After Installation, you can start querying your data using SQL.

Run the following code in an interactive Python session, a Python script or a Jupyter Notebook.

0. Cluster Setup

If you just want to try out dask-sql quickly, this step can be skipped. However, the real magic of dask (and dask-sql) comes from the ability to scale the computations over multiple cores and/or machines. For local development and testing, a Distributed LocalCluster (or, if using GPUs, a Dask-CUDA LocalCUDACluster) can be deployed and a client connected to it like so:

from distributed import Client, LocalCluster

cluster = LocalCluster()
client = Client(cluster)

There are several options for deploying clusters depending on the platform being used and the resources available; see Dask - Deploying Clusters for more information.

1. Data Loading

Before querying the data, you need to create a dask data frame containing the data. dask understands many different input formats and sources.
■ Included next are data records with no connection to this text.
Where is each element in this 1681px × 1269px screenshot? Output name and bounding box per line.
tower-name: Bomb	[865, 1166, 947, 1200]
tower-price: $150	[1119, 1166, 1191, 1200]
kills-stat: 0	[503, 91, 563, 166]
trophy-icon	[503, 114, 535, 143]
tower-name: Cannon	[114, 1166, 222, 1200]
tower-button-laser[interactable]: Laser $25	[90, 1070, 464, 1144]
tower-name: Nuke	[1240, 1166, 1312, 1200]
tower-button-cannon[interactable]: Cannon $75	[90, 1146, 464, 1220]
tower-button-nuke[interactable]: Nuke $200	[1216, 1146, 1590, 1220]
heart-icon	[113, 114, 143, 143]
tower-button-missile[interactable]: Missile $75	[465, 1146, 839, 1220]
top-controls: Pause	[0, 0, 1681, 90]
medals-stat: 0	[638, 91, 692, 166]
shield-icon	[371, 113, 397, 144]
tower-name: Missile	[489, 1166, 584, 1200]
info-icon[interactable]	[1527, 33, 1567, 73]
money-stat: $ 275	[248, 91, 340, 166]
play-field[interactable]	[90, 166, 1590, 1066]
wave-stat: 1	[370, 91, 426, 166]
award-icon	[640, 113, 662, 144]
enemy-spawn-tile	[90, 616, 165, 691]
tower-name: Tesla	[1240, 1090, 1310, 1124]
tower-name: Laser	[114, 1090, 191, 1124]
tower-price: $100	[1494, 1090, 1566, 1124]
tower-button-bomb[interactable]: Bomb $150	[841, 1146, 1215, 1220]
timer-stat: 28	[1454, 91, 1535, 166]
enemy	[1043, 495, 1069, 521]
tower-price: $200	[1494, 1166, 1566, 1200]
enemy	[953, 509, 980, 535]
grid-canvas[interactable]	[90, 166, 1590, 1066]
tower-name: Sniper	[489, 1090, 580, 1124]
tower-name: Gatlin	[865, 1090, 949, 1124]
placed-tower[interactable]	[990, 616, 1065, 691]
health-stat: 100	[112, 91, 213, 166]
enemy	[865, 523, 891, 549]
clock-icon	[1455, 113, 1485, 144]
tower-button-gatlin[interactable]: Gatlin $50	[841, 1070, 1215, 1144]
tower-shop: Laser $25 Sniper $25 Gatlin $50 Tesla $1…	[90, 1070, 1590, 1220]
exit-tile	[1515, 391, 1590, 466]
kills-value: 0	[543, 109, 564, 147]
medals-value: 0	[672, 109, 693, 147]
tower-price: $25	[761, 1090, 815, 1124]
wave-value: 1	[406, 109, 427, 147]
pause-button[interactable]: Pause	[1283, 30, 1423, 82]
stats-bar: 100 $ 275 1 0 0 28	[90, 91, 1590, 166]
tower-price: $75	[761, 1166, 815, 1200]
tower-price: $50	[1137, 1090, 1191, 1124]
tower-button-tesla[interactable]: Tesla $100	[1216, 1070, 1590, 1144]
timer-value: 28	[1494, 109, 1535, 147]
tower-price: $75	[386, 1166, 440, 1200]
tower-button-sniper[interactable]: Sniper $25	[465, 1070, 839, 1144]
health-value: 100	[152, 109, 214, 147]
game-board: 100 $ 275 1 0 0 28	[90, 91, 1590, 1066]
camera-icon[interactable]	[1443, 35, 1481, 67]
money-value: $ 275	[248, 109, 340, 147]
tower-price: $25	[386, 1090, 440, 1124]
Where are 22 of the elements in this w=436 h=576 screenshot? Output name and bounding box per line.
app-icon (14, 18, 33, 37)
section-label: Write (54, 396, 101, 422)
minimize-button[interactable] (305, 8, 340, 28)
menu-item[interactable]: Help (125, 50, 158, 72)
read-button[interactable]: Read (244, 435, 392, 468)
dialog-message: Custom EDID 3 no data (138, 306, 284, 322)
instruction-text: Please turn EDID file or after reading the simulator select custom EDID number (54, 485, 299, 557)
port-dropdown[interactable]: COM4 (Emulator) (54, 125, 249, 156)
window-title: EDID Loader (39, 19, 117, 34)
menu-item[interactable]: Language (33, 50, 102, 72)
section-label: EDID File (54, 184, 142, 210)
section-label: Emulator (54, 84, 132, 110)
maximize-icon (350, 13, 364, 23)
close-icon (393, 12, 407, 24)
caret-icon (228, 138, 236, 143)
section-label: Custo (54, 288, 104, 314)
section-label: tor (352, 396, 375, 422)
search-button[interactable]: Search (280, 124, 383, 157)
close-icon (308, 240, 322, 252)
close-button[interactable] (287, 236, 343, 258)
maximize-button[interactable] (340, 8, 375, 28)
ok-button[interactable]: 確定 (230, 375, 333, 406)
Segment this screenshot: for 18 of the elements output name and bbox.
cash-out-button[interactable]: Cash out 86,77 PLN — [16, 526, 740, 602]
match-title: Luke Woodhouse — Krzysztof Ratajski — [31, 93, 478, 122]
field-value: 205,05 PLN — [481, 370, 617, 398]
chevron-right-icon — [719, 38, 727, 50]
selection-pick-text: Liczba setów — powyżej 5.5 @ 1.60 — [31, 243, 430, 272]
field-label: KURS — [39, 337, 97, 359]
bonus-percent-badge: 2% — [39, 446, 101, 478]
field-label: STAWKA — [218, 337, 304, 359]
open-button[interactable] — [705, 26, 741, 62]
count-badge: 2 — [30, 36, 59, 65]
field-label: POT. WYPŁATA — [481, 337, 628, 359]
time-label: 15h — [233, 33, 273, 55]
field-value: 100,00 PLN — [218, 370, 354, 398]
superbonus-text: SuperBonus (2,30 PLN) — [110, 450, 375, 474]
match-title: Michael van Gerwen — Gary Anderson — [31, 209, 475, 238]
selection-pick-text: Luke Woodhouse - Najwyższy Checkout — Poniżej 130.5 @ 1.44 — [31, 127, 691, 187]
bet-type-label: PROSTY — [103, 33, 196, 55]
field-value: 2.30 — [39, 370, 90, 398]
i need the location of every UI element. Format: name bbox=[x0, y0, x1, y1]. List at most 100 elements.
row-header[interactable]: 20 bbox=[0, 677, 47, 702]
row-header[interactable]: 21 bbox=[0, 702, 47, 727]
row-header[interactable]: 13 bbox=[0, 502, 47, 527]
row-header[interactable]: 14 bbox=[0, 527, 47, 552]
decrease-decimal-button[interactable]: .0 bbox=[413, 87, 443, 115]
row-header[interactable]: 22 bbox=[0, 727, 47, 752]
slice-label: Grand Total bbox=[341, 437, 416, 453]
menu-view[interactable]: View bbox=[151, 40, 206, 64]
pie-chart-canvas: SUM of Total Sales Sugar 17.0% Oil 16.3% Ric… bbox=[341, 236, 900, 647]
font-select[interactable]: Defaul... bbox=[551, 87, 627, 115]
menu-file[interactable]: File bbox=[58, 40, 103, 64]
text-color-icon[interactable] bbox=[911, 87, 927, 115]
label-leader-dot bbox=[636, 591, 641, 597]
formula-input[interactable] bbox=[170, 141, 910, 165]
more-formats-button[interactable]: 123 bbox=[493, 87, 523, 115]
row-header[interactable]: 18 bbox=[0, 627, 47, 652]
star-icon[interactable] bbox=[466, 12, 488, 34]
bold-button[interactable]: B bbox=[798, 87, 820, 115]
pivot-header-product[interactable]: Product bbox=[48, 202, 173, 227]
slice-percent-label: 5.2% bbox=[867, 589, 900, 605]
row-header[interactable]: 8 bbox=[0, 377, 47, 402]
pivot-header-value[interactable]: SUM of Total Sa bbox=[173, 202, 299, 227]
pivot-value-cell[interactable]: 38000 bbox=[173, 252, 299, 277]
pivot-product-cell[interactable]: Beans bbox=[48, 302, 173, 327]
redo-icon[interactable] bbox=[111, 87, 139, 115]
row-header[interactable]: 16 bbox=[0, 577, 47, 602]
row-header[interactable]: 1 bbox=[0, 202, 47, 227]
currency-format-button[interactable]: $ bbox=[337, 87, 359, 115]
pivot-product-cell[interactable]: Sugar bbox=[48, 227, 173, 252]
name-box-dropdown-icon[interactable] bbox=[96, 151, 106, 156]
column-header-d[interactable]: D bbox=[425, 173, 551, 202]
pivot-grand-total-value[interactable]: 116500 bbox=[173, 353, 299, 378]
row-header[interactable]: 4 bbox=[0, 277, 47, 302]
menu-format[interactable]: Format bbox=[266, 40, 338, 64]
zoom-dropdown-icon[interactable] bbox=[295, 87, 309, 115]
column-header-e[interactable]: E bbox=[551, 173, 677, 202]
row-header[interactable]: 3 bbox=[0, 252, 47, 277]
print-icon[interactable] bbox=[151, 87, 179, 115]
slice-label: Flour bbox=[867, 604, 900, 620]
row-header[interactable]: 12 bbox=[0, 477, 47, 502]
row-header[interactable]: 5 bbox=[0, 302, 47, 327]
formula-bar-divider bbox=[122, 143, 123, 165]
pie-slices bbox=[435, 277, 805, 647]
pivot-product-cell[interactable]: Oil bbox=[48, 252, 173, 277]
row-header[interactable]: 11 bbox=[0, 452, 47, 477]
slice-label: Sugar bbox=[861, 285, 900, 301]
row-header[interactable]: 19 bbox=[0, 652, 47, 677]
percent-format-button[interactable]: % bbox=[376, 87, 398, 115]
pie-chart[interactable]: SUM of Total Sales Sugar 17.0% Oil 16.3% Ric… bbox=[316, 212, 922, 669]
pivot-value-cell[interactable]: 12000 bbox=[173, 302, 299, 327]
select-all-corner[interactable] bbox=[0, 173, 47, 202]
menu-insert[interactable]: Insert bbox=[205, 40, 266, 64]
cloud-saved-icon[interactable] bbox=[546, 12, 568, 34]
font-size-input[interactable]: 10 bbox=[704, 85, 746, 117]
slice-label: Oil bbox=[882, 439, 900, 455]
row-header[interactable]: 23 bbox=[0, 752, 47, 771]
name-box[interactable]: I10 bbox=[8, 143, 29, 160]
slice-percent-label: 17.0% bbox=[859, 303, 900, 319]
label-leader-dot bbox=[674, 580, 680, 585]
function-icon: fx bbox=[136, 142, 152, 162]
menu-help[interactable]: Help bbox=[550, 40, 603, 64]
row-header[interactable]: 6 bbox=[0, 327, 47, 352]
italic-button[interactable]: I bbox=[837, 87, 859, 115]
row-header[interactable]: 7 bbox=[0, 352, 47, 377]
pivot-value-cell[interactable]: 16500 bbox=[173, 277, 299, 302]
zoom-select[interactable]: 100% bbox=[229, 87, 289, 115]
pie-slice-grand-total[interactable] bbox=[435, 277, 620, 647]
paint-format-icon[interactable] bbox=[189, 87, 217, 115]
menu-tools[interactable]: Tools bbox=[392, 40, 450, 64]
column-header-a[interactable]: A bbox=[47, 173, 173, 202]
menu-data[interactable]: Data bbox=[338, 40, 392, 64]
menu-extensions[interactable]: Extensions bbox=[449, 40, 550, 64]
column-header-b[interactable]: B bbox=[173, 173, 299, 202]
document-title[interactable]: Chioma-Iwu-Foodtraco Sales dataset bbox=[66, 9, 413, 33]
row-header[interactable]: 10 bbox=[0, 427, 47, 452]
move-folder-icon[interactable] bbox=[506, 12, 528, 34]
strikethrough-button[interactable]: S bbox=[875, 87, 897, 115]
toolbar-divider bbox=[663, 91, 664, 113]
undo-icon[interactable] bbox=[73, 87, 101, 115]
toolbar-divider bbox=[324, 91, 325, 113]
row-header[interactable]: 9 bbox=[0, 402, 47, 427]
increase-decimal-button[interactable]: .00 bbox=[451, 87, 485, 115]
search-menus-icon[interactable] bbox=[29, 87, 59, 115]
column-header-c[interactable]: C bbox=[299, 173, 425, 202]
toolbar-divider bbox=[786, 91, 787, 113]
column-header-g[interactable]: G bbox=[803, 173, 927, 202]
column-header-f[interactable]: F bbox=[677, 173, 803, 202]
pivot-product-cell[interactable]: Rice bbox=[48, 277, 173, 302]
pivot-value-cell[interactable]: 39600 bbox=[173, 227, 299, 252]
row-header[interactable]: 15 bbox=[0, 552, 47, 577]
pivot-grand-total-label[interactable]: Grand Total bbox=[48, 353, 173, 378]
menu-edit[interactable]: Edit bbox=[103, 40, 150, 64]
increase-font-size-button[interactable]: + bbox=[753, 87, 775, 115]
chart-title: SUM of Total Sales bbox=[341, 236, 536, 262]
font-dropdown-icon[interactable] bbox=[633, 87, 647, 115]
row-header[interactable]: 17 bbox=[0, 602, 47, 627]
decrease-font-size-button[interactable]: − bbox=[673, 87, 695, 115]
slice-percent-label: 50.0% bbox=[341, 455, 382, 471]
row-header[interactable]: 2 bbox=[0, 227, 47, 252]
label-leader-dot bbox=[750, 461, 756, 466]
In this example, we do not read in external data, but use test data in the form of random event time series:

import dask.datasets

df = dask.datasets.timeseries()

Read more on the data input part in Data Loading and Input.

2. Data Registration

If we want to work with the data in SQL, we need to give the data frame a unique name. We do this by registering the data in an instance of a Context:

from dask_sql import Context

c = Context()
c.create_table("timeseries", df)

From now on, the data is accessible as the timeseries table of this context. It is possible to register multiple data frames in the same context.

Hint

If you plan to query the same data multiple times, it might make sense to persist the data before:

c.create_table("timeseries", df, persist=True)

3. Run your queries

Now you can go ahead and query the data with normal SQL!

result = c.sql("""
    SELECT
        name, SUM(x) AS "sum"
    FROM timeseries
    WHERE x > 0.5
    GROUP BY name
""")
result.compute()

dask-sql understands a large fraction of SQL commands, but there are still some missing. Have a look into the SQL Syntax description for more information.

If you are using dask-sql from a Jupyter notebook, you might be interested in the sql magic function:

c.ipython_magic()

%%sql
SELECT
    name, SUM(x) AS "sum"
FROM timeseries
WHERE x > 0.5
GROUP BY name

Note

If you have found an SQL feature, which is currently not supported by dask-sql, please raise an issue on our issue tracker.